C'est quand même bon une coupe!

C’est parti les gros…

A dire vrai j’y connais trop pas grand-chose au foot.

Comme toutes les bonnes femmes, en 98, j’étais dans la joie, un peu comme si j’étais passée d’vant la maison du Seigneur !

Le soir de la consécration, j’ai carrément chaviré dans l’allégresse !

J’me suis égosillée avec des inconnus sur I Will Survive, en descendant des Budweiser…

La grande féminitude, quoi !

Y’a déjà 12 ans, bordel !

Putain de temps !

Je lis ça et là, plus spécialement sur les blogs de filles, une grande répugnance pour le Mondial 2010.

Les arguments majeurs sont assez élémentaires et ils reviennent en boucle : Les salaires des joueurs, la connerie de Domenech, la sauvagerie, le machisme…

Je comprends que l’on puisse honnir le foot ou du moins y être complètement indifférent.

En revanche, que cette année la coupe ait lieu en Afrique et qui plus est en Afrique du Sud, ne devrait laisser personne de glace.

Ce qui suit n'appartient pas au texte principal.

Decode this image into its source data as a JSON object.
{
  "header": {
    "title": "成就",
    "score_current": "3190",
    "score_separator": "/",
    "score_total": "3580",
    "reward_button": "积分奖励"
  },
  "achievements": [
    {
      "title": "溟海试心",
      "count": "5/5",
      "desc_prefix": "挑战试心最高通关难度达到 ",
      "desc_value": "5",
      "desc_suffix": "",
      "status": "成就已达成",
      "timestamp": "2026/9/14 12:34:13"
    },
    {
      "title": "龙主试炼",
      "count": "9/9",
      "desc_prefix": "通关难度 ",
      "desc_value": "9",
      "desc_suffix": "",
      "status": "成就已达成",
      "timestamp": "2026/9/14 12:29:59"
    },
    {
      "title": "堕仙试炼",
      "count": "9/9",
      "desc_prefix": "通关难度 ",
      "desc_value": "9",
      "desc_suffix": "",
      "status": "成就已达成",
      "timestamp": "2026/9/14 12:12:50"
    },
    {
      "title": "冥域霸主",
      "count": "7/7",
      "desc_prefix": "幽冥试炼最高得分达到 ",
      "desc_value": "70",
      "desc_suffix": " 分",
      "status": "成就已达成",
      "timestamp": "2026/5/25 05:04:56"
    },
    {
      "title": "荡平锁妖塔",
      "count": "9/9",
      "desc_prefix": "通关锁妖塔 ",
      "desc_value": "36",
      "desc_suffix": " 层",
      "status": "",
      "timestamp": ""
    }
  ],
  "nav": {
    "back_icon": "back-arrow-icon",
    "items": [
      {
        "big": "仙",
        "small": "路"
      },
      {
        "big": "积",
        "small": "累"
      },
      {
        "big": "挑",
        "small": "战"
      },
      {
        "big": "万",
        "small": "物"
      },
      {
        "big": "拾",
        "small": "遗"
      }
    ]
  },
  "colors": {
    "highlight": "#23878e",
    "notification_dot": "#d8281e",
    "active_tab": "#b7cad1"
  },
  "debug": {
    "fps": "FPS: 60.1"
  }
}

Pour les africains en général, les sud-africains, en particulier, les sortilèges de cette aventure sont une véritable action de grâce !

Enfin, l’heure de la reconnaissance a sonné.

La reconnaissance universelle.

Enfin le football africain est consacré et avec lui ses champions.

Ceux-là mêmes que l’Europe s’est octroyée pour les faire briller sous les feux de la rampe et que Nous nous sommes attribués…

 

Ce mondial, c’est aussi un suprême hommage à Nelson Mandela.

La magie du mois à venir est indiscutable : Des supporters par milliers, vêtus des or et vert des Bafana Bafana, les Noirs et les Blancs unis dans une même ferveur, tordant le cou à l’apartheid.

(S’ils pouvaient quand même baisser d’un ton le son de leur vuvuzelas, ça serait pas de refus, c’est pas trop le moment que je me crève les tympans, cause que ch’uis pas à jour avec le RSI !)

 

Alors là, oui, pour le coup, je me contrefous des magouilles de la FIFA, je m’en contrecarre que Ribéry se tape des putes, je m’en contrefiche du QI de Raymond, du prix des piaules d'hotel, je ne veux voir dans cette compétition que les raisons qu’il y a d’espérer.

 

Parce que ce mondial est ce temps unique où les nations hostiles semblent se vouer à un apaisement réciproque, parce qu’il unit les foules, les riches, les pauvres outre les religions, outre les cultures.

 

Pour que ce mondial donne raison aux gamins qui s’éclatent  en shootant les boites de conserve dans la poussière d’un terrain vague.

Allez les Bleus…

 

 

07 juin 2010

L'Echappée Belle...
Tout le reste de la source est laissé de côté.